La Casa Real, la ejemplaridad y la ley

A los españoles, como a los occidentales en general, nos encanta vivir en un país libre. Pero esa libertad requiere que todos respetemos algunas reglas. Y para formular esas reglas y hacer que se cumplan es necesario darle poder a algunas instituciones. Pero eso hay que hacerlo con exquisito cuidado, para no terminar perdiendo -a manos de quienes detentan esos poderes- la libertad que queríamos proteger. El equilibrio no es fácil. Pocos de los casi 200 países miembros de Naciones Unidas pueden presumir de haberlo alcanzado. Y a los que lo tienen, les ha costado muchos siglos de trabajo.

Con el paso del tiempo hemos aprendido que la clave del sistema está en el equilibrio o separación de los poderes. El gobierno, que representa a la mayoría, puede hacerlo casi todo y formular y aplicar las reglas (leyes) que deben garantizar la libertad. Pero su poder no es ilimitado. Tiene que enfrentarse a los ataques de la oposición en el parlamento y las últimas decisiones sobre la aplicación de las leyes están en manos de los jueces. Además, los tribunales constitucionales velan por los derechos de las minorías impidiendo que los gobiernos aprueben leyes contrarias a los derechos fundamentales o a los acuerdos básicos de convivencia. Y en los estados políticamente descentralizados como España la oposición puede también controlar y limitar el poder del gobierno desde sus posiciones de mando en las administraciones territoriales con capacidad normativa propia (entre nosotros, la Comunidades Autónomas) La garantía final del sistema descansa en la libertad de expresión e información, que permite a los ciudadanos conocer -al amplificar la prensa el eco de esos controles y añadir los suyos propios- los errores de sus gobernantes y exigirles responsabilidades por ellos apartándoles del poder en las siguientes elecciones.
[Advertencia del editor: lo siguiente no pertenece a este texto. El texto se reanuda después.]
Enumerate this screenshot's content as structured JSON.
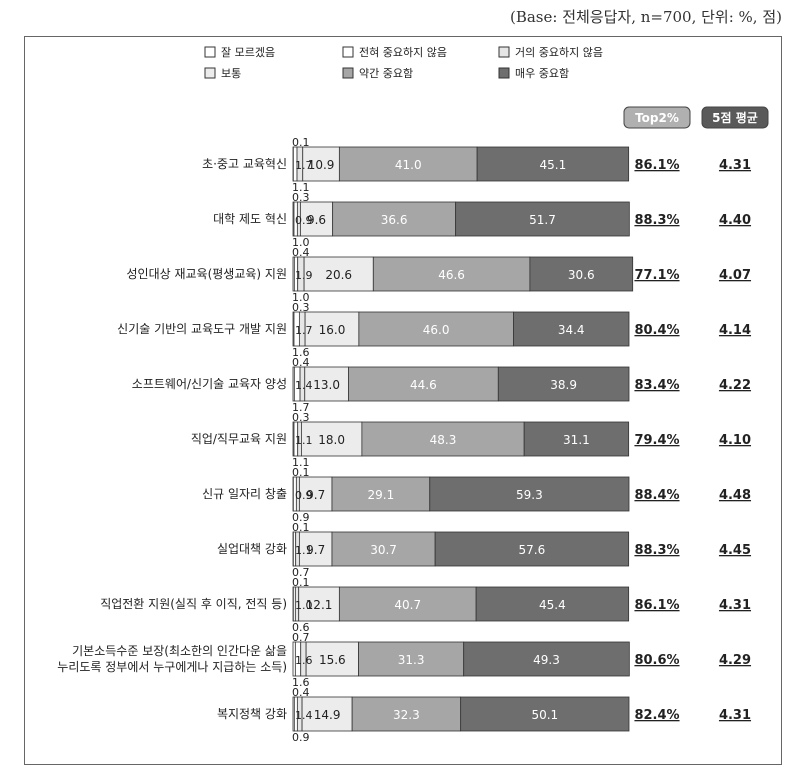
{
  "base_note": "(Base: 전체응답자, n=700, 단위: %, 점)",
  "chart_data": {
    "type": "bar",
    "stacked": true,
    "orientation": "horizontal",
    "legend_placement": "top",
    "categories": [
      [
        "초·중고 교육혁신"
      ],
      [
        "대학 제도 혁신"
      ],
      [
        "성인대상 재교육(평생교육) 지원"
      ],
      [
        "신기술 기반의 교육도구 개발 지원"
      ],
      [
        "소프트웨어/신기술 교육자 양성"
      ],
      [
        "직업/직무교육 지원"
      ],
      [
        "신규 일자리 창출"
      ],
      [
        "실업대책 강화"
      ],
      [
        "직업전환 지원(실직 후 이직, 전직 등)"
      ],
      [
        "기본소득수준 보장(최소한의 인간다운 삶을",
        "누리도록 정부에서 누구에게나 지급하는 소득)"
      ],
      [
        "복지정책 강화"
      ]
    ],
    "series": [
      {
        "name": "잘 모르겠음",
        "color": "#ffffff",
        "values": [
          0.1,
          0.3,
          0.4,
          0.3,
          0.4,
          0.3,
          0.1,
          0.1,
          0.1,
          0.7,
          0.4
        ]
      },
      {
        "name": "전혀 중요하지 않음",
        "color": "#ffffff",
        "values": [
          1.1,
          1.0,
          1.0,
          1.6,
          1.7,
          1.1,
          0.9,
          0.7,
          0.6,
          1.6,
          0.9
        ]
      },
      {
        "name": "거의 중요하지 않음",
        "color": "#e6e6e6",
        "values": [
          1.7,
          0.9,
          1.9,
          1.7,
          1.4,
          1.1,
          0.9,
          1.1,
          1.0,
          1.6,
          1.4
        ]
      },
      {
        "name": "보통",
        "color": "#ececec",
        "values": [
          10.9,
          9.6,
          20.6,
          16.0,
          13.0,
          18.0,
          9.7,
          9.7,
          12.1,
          15.6,
          14.9
        ]
      },
      {
        "name": "약간 중요함",
        "color": "#a6a6a6",
        "values": [
          41.0,
          36.6,
          46.6,
          46.0,
          44.6,
          48.3,
          29.1,
          30.7,
          40.7,
          31.3,
          32.3
        ]
      },
      {
        "name": "매우 중요함",
        "color": "#6e6e6e",
        "values": [
          45.1,
          51.7,
          30.6,
          34.4,
          38.9,
          31.1,
          59.3,
          57.6,
          45.4,
          49.3,
          50.1
        ]
      }
    ],
    "value_labels": {
      "잘 모르겠음": [
        "0.1",
        "0.3",
        "0.4",
        "0.3",
        "0.4",
        "0.3",
        "0.1",
        "0.1",
        "0.1",
        "0.7",
        "0.4"
      ],
      "전혀 중요하지 않음": [
        "1.1",
        "1.0",
        "1.0",
        "1.6",
        "1.7",
        "1.1",
        "0.9",
        "0.7",
        "0.6",
        "1.6",
        "0.9"
      ],
      "거의 중요하지 않음": [
        "1.7",
        "0.9",
        "1.9",
        "1.7",
        "1.4",
        "1.1",
        "0.9",
        "1.1",
        "1.0",
        "1.6",
        "1.4"
      ]
    },
    "columns": [
      {
        "header": "Top2%",
        "values": [
          "86.1%",
          "88.3%",
          "77.1%",
          "80.4%",
          "83.4%",
          "79.4%",
          "88.4%",
          "88.3%",
          "86.1%",
          "80.6%",
          "82.4%"
        ]
      },
      {
        "header": "5점 평균",
        "values": [
          "4.31",
          "4.40",
          "4.07",
          "4.14",
          "4.22",
          "4.10",
          "4.48",
          "4.45",
          "4.31",
          "4.29",
          "4.31"
        ]
      }
    ],
    "xlim": [
      0,
      100
    ]
  }
}
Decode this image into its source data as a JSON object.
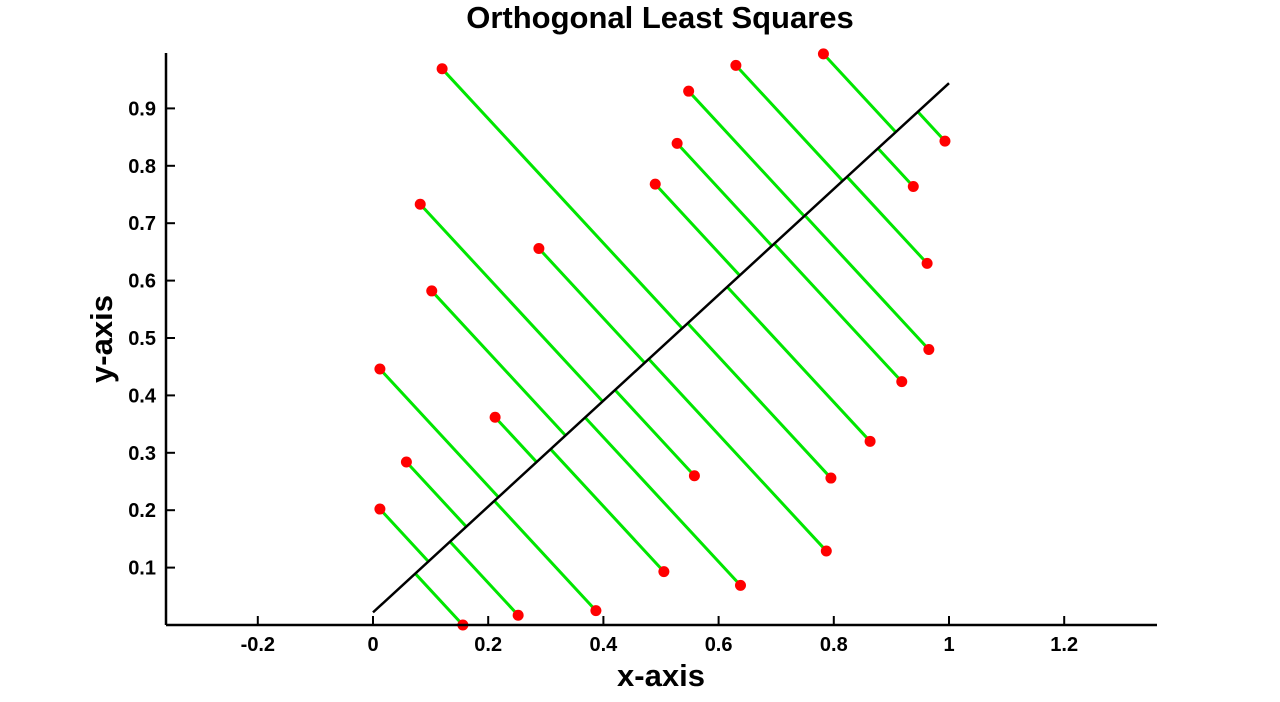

El problema de este equilibrio es que se basa en una lucha constante y en el sometimiento de todos los políticos y de todas las ideas a una crítica abierta, libre y -con frecuencia- feroz. Y todos nos cansamos a veces de eso que llamamos crispación, y podemos sentir el anhelo de dejar de discutir, especialmente en épocas de crisis. Justo entonces es cuando puede aparecer alguien que promete serenar las aguas y unir a todos esos ciudadanos enfrentados artificialmente por la política para que puedan emprender cosas grandes juntos. Así suelen aparecer las dictaduras.

Por eso, en las democracias es importante que haya símbolos comunes que estén fuera de la discusión y de la crítica. Para que todos recordemos, en medio del fragor de la pelea constante que garantiza nuestra libertad, que formamos parte de algo común que vale la pena conservar. Y esos símbolos pueden ser convenciones con algún sentido histórico (como un himno o una bandera) o pueden ser más inmateriales (como unos valores, un idioma, o un lugar) Y también, según la tradición o la historia de un país, ese valor simbólico puede ser encarnado por una persona y sus descendientes. Así lo decidimos en España en 1978. Pero los símbolos sólo son útiles si reflejan lo que simbolizan. Una bandera sucia o un himno desafinado no pueden recordar la grandeza de un país o sus ideales. Por eso hacemos a los Reyes inviolables e irresponsables. Y por eso decidimos en su día no hacer obligatorio que rindiera cuenta detallada de sus gastos. Si nos ponemos a discutir cuánto cuestan las cortinas de la Zarzuela, la Corona dejará de servirnos porque será imposible mantenerla brillante e inmaculada, como ha de estar una bandera. Por otra parte, ese control no es necesario desde el punto de vista de la libertad porque no le hemos dado al Rey ningún poder.

Y por eso, toda la responsabilidad de que los ciudadanos -que también somos contribuyentes- no sintamos la necesidad de examinar las cuentas reales recae en el propio Rey y en su familia. Ellos, más que nadie, están obligados no sólo a ser buenos sino sobre todo a parecerlo. Tienen que ser exquisitamente ejemplares sin necesidad de ser controlados. Por eso me parece muy razonable el comentario del Jefe de la Casa Real sobre la conducta del Duque de Palma y la decisión de apartarle de la agenda. Y por eso no entiendo el comentario de su abogado. La ejemplaridad es algo muy distinto de la responsabilidad penal. Se puede ser muy poco ejemplar sin haber cometido ningún delito. La misión del Rey y de su Casa es mantenerse como un símbolo que no sea necesario lanzar a la violenta arena de la lucha de poderes y de la crítica pública que nos sirve para controlar el ejercicio del poder. La Casa Real ha anunciado también que publicará sus cuentas cada año. Lo entiendo, y supongo que no quedaba más remedio. Pero es una lástima. Y un riesgo.